Protective put on S&P mini futures

Discussion in 'Options' started by farmerjohn1324, Dec 26, 2021.

  1. I want to do a protective put on the S&P mini futures. This would mean buying the futures contract and hedging it by buying a put option on the same contract. My question is....

    I would like to have done this with the Micro e-mini because as far as I know it's the same thing, but just allows me to subdivide more so I can be more detailed with quantities. However, my brokerage (Schwab) doesn't offer options on the Micro e-mini, only on the normal e-mini. This is despite the fact that CME website says that options on Micro e-mini do exist.

    So would it amount to the same thing if I bought Micro e-mini and bought put option on regular e-mini, as long as I sized everything appropriately to account for this?
     
  2. jys78

    jys78

    Why not just buy calls? Same position, less commission.
     
  3. Naked call?
     
  4. What are the best option combos for unlimited upside and limited downside?
     
  5. Pretty sure I'm gonna stick with the e-mini along with the put option. I'm having trouble seeing how to proportion them. If it were a stock, it would be 100 shares to each option contract. But the futures seem different because 100 futures contract would be like $1.4 million maintenance margin compared to one option with a $15,000 price.

    Then I have to take time decay into account.
     
  6. You can see the futures as an 100 delta option. If you want to buy a 30 delta put option your net delta will be 70 delta. For lower commission and margin you can just buy an 70 delta call option. Same risk, same result.
     
    jys78 likes this.
  7. Are you saying just buy one naked call option?

    Why is the futures a 100 delta? Every one point the S&P moves, the futures goes up $50 for every contract (~$14,300 margin requirement). Doesn't that make it a 50delta? I'm looking at ESH22
     
  8. No, its 100 delta. Delta has no relation with dollars.
    Yes you can just buy a naked call instead of future with protective put.
     
    Last edited: Dec 27, 2021
  9. What's my hedge if it's just a naked call?

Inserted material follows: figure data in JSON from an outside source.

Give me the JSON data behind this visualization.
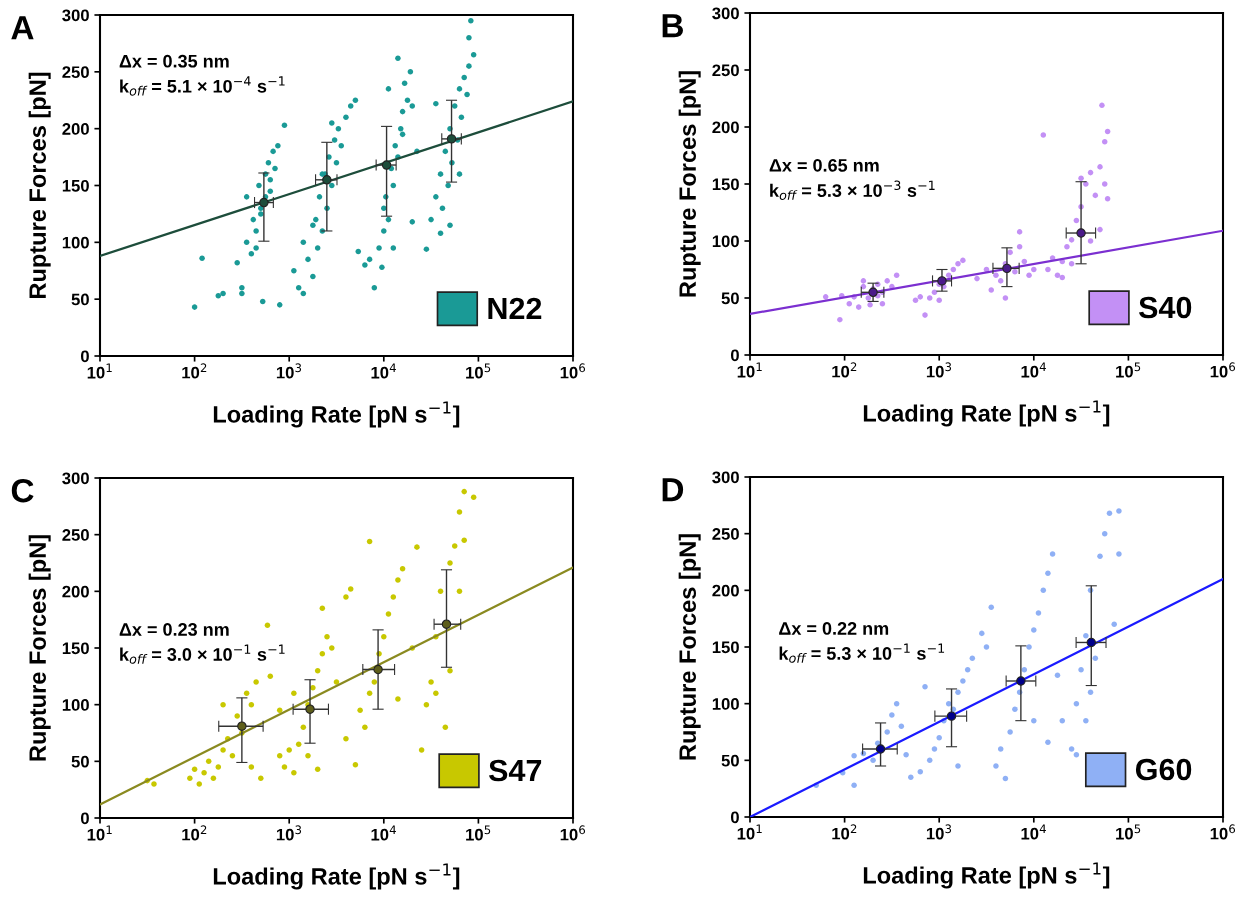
{
  "chart_data": [
    {
      "type": "scatter",
      "title": "A",
      "xlabel": "Loading Rate [pN s$^{−1}$]",
      "ylabel": "Rupture Forces [pN]",
      "log": "x",
      "xlim": [
        10,
        1000000
      ],
      "ylim": [
        0,
        300
      ],
      "xticks": [
        {
          "value": 10,
          "label": "10$^{1}$"
        },
        {
          "value": 100,
          "label": "10$^{2}$"
        },
        {
          "value": 1000,
          "label": "10$^{3}$"
        },
        {
          "value": 10000,
          "label": "10$^{4}$"
        },
        {
          "value": 100000,
          "label": "10$^{5}$"
        },
        {
          "value": 1000000,
          "label": "10$^{6}$"
        }
      ],
      "yticks": [
        0,
        50,
        100,
        150,
        200,
        250,
        300
      ],
      "grid": false,
      "legend": "bottom right",
      "marker": "circle",
      "annotations": [
        "Δx = 0.35 nm",
        "k$_{off}$ = 5.1 × 10$^{−4}$ s$^{−1}$"
      ],
      "series": [
        {
          "name": "N22",
          "color": "#1a9a96",
          "x": [
            100,
            120,
            178,
            200,
            282,
            316,
            316,
            355,
            355,
            398,
            417,
            447,
            479,
            501,
            525,
            562,
            562,
            603,
            631,
            676,
            708,
            759,
            794,
            891,
            447,
            501,
            631,
            1120,
            1260,
            1410,
            1410,
            1580,
            1780,
            1910,
            2000,
            2090,
            2240,
            2400,
            2510,
            2630,
            2820,
            3020,
            3160,
            3310,
            3550,
            3980,
            4470,
            5010,
            5370,
            2240,
            1780,
            2820,
            6310,
            7080,
            7940,
            8910,
            9550,
            10000,
            10500,
            11200,
            12000,
            12600,
            13200,
            14100,
            15100,
            15800,
            16600,
            17800,
            19100,
            20000,
            22400,
            11200,
            14100,
            12600,
            20000,
            10000,
            15800,
            28200,
            31600,
            35500,
            39800,
            39800,
            41700,
            44700,
            47900,
            50100,
            52500,
            56200,
            60300,
            63100,
            66100,
            70800,
            75900,
            79400,
            79400,
            83200,
            89100,
            50100,
            35500,
            63100
          ],
          "values": [
            43,
            86,
            53,
            55,
            82,
            60,
            55,
            100,
            140,
            90,
            120,
            110,
            150,
            130,
            48,
            160,
            140,
            170,
            155,
            180,
            165,
            185,
            45,
            203,
            95,
            125,
            145,
            75,
            60,
            55,
            100,
            85,
            70,
            120,
            95,
            140,
            110,
            160,
            130,
            175,
            150,
            190,
            170,
            200,
            185,
            210,
            220,
            225,
            92,
            160,
            115,
            205,
            80,
            85,
            60,
            95,
            78,
            110,
            140,
            120,
            165,
            150,
            185,
            175,
            200,
            215,
            240,
            225,
            250,
            220,
            180,
            235,
            262,
            95,
            118,
            130,
            195,
            94,
            120,
            140,
            108,
            160,
            130,
            180,
            150,
            200,
            170,
            220,
            190,
            235,
            210,
            245,
            230,
            280,
            255,
            295,
            265,
            115,
            222,
            160
          ]
        },
        {
          "color": "#1d4d3b",
          "x": [
            540,
            2500,
            10700,
            52000
          ],
          "values": [
            135,
            155,
            168,
            191
          ],
          "errors": [
            [
              101,
              161
            ],
            [
              110,
              188
            ],
            [
              123,
              202
            ],
            [
              153,
              225
            ]
          ],
          "xerrors": [
            [
              430,
              680
            ],
            [
              1900,
              3200
            ],
            [
              8300,
              13500
            ],
            [
              41000,
              66000
            ]
          ]
        },
        {
          "type": "line",
          "color": "#1d4d3b",
          "x": [
            10,
            1000000
          ],
          "values": [
            88,
            224
          ],
          "marker": "none"
        }
      ]
    },
    {
      "type": "scatter",
      "title": "B",
      "xlabel": "Loading Rate [pN s$^{−1}$]",
      "ylabel": "Rupture Forces [pN]",
      "log": "x",
      "xlim": [
        10,
        1000000
      ],
      "ylim": [
        0,
        300
      ],
      "xticks": [
        {
          "value": 10,
          "label": "10$^{1}$"
        },
        {
          "value": 100,
          "label": "10$^{2}$"
        },
        {
          "value": 1000,
          "label": "10$^{3}$"
        },
        {
          "value": 10000,
          "label": "10$^{4}$"
        },
        {
          "value": 100000,
          "label": "10$^{5}$"
        },
        {
          "value": 1000000,
          "label": "10$^{6}$"
        }
      ],
      "yticks": [
        0,
        50,
        100,
        150,
        200,
        250,
        300
      ],
      "grid": false,
      "legend": "bottom right",
      "marker": "circle",
      "annotations": [
        "Δx = 0.65 nm",
        "k$_{off}$ = 5.3 × 10$^{−3}$ s$^{−1}$"
      ],
      "series": [
        {
          "name": "S40",
          "color": "#c390f5",
          "x": [
            63.1,
            89.1,
            93.3,
            112,
            126,
            141,
            158,
            158,
            178,
            200,
            224,
            251,
            251,
            282,
            316,
            355,
            186,
            224,
            562,
            631,
            708,
            794,
            891,
            1000,
            1120,
            1260,
            1410,
            1580,
            1780,
            1000,
            2510,
            3160,
            3550,
            3980,
            4470,
            5010,
            5620,
            6310,
            7080,
            5010,
            7080,
            7940,
            8910,
            10000,
            12600,
            14100,
            15800,
            17800,
            20000,
            22400,
            25100,
            28200,
            31600,
            31600,
            35500,
            39800,
            39800,
            44700,
            50100,
            50100,
            52500,
            56200,
            56200,
            60300,
            60300,
            25100,
            20000
          ],
          "values": [
            51,
            31,
            52,
            45,
            51,
            42,
            60,
            65,
            50,
            58,
            62,
            45,
            55,
            65,
            60,
            70,
            44,
            52,
            48,
            51,
            35,
            50,
            55,
            62,
            60,
            70,
            75,
            80,
            83,
            48,
            67,
            75,
            57,
            70,
            65,
            80,
            90,
            73,
            95,
            50,
            108,
            82,
            70,
            75,
            193,
            75,
            85,
            70,
            82,
            95,
            80,
            118,
            130,
            155,
            150,
            160,
            100,
            140,
            110,
            165,
            219,
            187,
            150,
            196,
            137,
            101,
            68
          ]
        },
        {
          "color": "#4b1a8a",
          "x": [
            200,
            1070,
            5200,
            31600
          ],
          "values": [
            55,
            65,
            76,
            107
          ],
          "errors": [
            [
              47,
              63
            ],
            [
              56,
              75
            ],
            [
              60,
              94
            ],
            [
              80,
              152
            ]
          ],
          "xerrors": [
            [
              150,
              260
            ],
            [
              850,
              1350
            ],
            [
              3700,
              7000
            ],
            [
              22000,
              45000
            ]
          ]
        },
        {
          "type": "line",
          "color": "#7b2fd0",
          "x": [
            10,
            1000000
          ],
          "values": [
            36,
            109
          ],
          "marker": "none"
        }
      ]
    },
    {
      "type": "scatter",
      "title": "C",
      "xlabel": "Loading Rate [pN s$^{−1}$]",
      "ylabel": "Rupture Forces [pN]",
      "log": "x",
      "xlim": [
        10,
        1000000
      ],
      "ylim": [
        0,
        300
      ],
      "xticks": [
        {
          "value": 10,
          "label": "10$^{1}$"
        },
        {
          "value": 100,
          "label": "10$^{2}$"
        },
        {
          "value": 1000,
          "label": "10$^{3}$"
        },
        {
          "value": 10000,
          "label": "10$^{4}$"
        },
        {
          "value": 100000,
          "label": "10$^{5}$"
        },
        {
          "value": 1000000,
          "label": "10$^{6}$"
        }
      ],
      "yticks": [
        0,
        50,
        100,
        150,
        200,
        250,
        300
      ],
      "grid": false,
      "legend": "bottom right",
      "marker": "circle",
      "annotations": [
        "Δx = 0.23 nm",
        "k$_{off}$ = 3.0 × 10$^{−1}$ s$^{−1}$"
      ],
      "series": [
        {
          "name": "S47",
          "color": "#c8c800",
          "x": [
            31.6,
            37.2,
            89.1,
            100,
            112,
            126,
            141,
            158,
            178,
            200,
            200,
            224,
            251,
            282,
            316,
            355,
            398,
            447,
            398,
            501,
            589,
            631,
            794,
            891,
            1000,
            1120,
            1260,
            1410,
            1580,
            1580,
            1780,
            2000,
            2240,
            2510,
            2820,
            2000,
            2240,
            3160,
            3980,
            4470,
            3980,
            5010,
            5620,
            6310,
            7080,
            7940,
            8910,
            10000,
            11200,
            12600,
            14100,
            15800,
            7080,
            14100,
            20000,
            22400,
            25100,
            28200,
            31600,
            35500,
            39800,
            44700,
            50100,
            56200,
            63100,
            63100,
            70800,
            70800,
            89100,
            50100,
            35500,
            1120,
            794
          ],
          "values": [
            33,
            30,
            35,
            43,
            30,
            40,
            50,
            35,
            45,
            60,
            100,
            70,
            55,
            90,
            75,
            110,
            100,
            120,
            45,
            35,
            170,
            125,
            55,
            45,
            60,
            40,
            65,
            80,
            100,
            55,
            115,
            130,
            145,
            160,
            150,
            43,
            185,
            120,
            195,
            202,
            70,
            47,
            95,
            80,
            110,
            120,
            145,
            160,
            180,
            195,
            210,
            220,
            244,
            105,
            150,
            239,
            60,
            100,
            120,
            160,
            200,
            80,
            225,
            240,
            200,
            270,
            288,
            245,
            283,
            130,
            110,
            110,
            95
          ]
        },
        {
          "color": "#5e5e1a",
          "x": [
            316,
            1660,
            8700,
            46000
          ],
          "values": [
            81,
            96,
            131,
            171
          ],
          "errors": [
            [
              49,
              106
            ],
            [
              66,
              122
            ],
            [
              96,
              166
            ],
            [
              133,
              219
            ]
          ],
          "xerrors": [
            [
              180,
              530
            ],
            [
              1100,
              2600
            ],
            [
              6000,
              13000
            ],
            [
              34000,
              65000
            ]
          ]
        },
        {
          "type": "line",
          "color": "#8a8a20",
          "x": [
            10,
            1000000
          ],
          "values": [
            12,
            221
          ],
          "marker": "none"
        }
      ]
    },
    {
      "type": "scatter",
      "title": "D",
      "xlabel": "Loading Rate [pN s$^{−1}$]",
      "ylabel": "Rupture Forces [pN]",
      "log": "x",
      "xlim": [
        10,
        1000000
      ],
      "ylim": [
        0,
        300
      ],
      "xticks": [
        {
          "value": 10,
          "label": "10$^{1}$"
        },
        {
          "value": 100,
          "label": "10$^{2}$"
        },
        {
          "value": 1000,
          "label": "10$^{3}$"
        },
        {
          "value": 10000,
          "label": "10$^{4}$"
        },
        {
          "value": 100000,
          "label": "10$^{5}$"
        },
        {
          "value": 1000000,
          "label": "10$^{6}$"
        }
      ],
      "yticks": [
        0,
        50,
        100,
        150,
        200,
        250,
        300
      ],
      "grid": false,
      "legend": "bottom right",
      "marker": "circle",
      "annotations": [
        "Δx = 0.22 nm",
        "k$_{off}$ = 5.3 × 10$^{−1}$ s$^{−1}$"
      ],
      "series": [
        {
          "name": "G60",
          "color": "#8fb0f5",
          "x": [
            50.1,
            95.5,
            126,
            126,
            158,
            200,
            224,
            282,
            316,
            355,
            398,
            447,
            501,
            631,
            708,
            794,
            891,
            1000,
            1120,
            1260,
            1410,
            1580,
            1780,
            2000,
            2240,
            1580,
            2820,
            3550,
            3980,
            4470,
            5010,
            5620,
            6310,
            7080,
            7940,
            8910,
            10000,
            11200,
            12600,
            14100,
            15800,
            14100,
            10000,
            20000,
            25100,
            28200,
            31600,
            35500,
            39800,
            39800,
            44700,
            50100,
            56200,
            63100,
            70800,
            79400,
            79400,
            35500,
            28200,
            3160,
            17800
          ],
          "values": [
            28,
            39,
            28,
            54,
            56,
            50,
            65,
            75,
            90,
            100,
            80,
            55,
            35,
            40,
            115,
            50,
            60,
            70,
            85,
            100,
            95,
            110,
            120,
            130,
            140,
            45,
            162,
            185,
            45,
            60,
            34,
            75,
            95,
            110,
            130,
            150,
            165,
            180,
            200,
            215,
            232,
            66,
            85,
            85,
            60,
            100,
            130,
            160,
            200,
            110,
            140,
            230,
            250,
            268,
            170,
            270,
            232,
            85,
            55,
            150,
            125
          ]
        },
        {
          "color": "#00008b",
          "x": [
            240,
            1350,
            7300,
            40500
          ],
          "values": [
            60,
            89,
            120,
            154
          ],
          "errors": [
            [
              45,
              83
            ],
            [
              62,
              113
            ],
            [
              85,
              151
            ],
            [
              116,
              204
            ]
          ],
          "xerrors": [
            [
              155,
              360
            ],
            [
              900,
              1950
            ],
            [
              5100,
              10500
            ],
            [
              28000,
              58000
            ]
          ]
        },
        {
          "type": "line",
          "color": "#1a1aff",
          "x": [
            10,
            1000000
          ],
          "values": [
            0,
            210
          ],
          "marker": "none"
        }
      ]
    }
  ]
}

    Edit: The hedge is that my loss is limited to the price of the purchase, correct?
     
  10. Then I would be fighting against time decay.

    Does it make sense to sell a naked put instead?

    Edit: No. Because they my gains are capped and my losses unlimited. Is this correct?

    So time decay seems pretty significant. To combat this, is it a good idea to buy the option when it's far from expiration and sell it while it's still far from expiration? Before if I hold it too close to expiration, time decay will accelerate.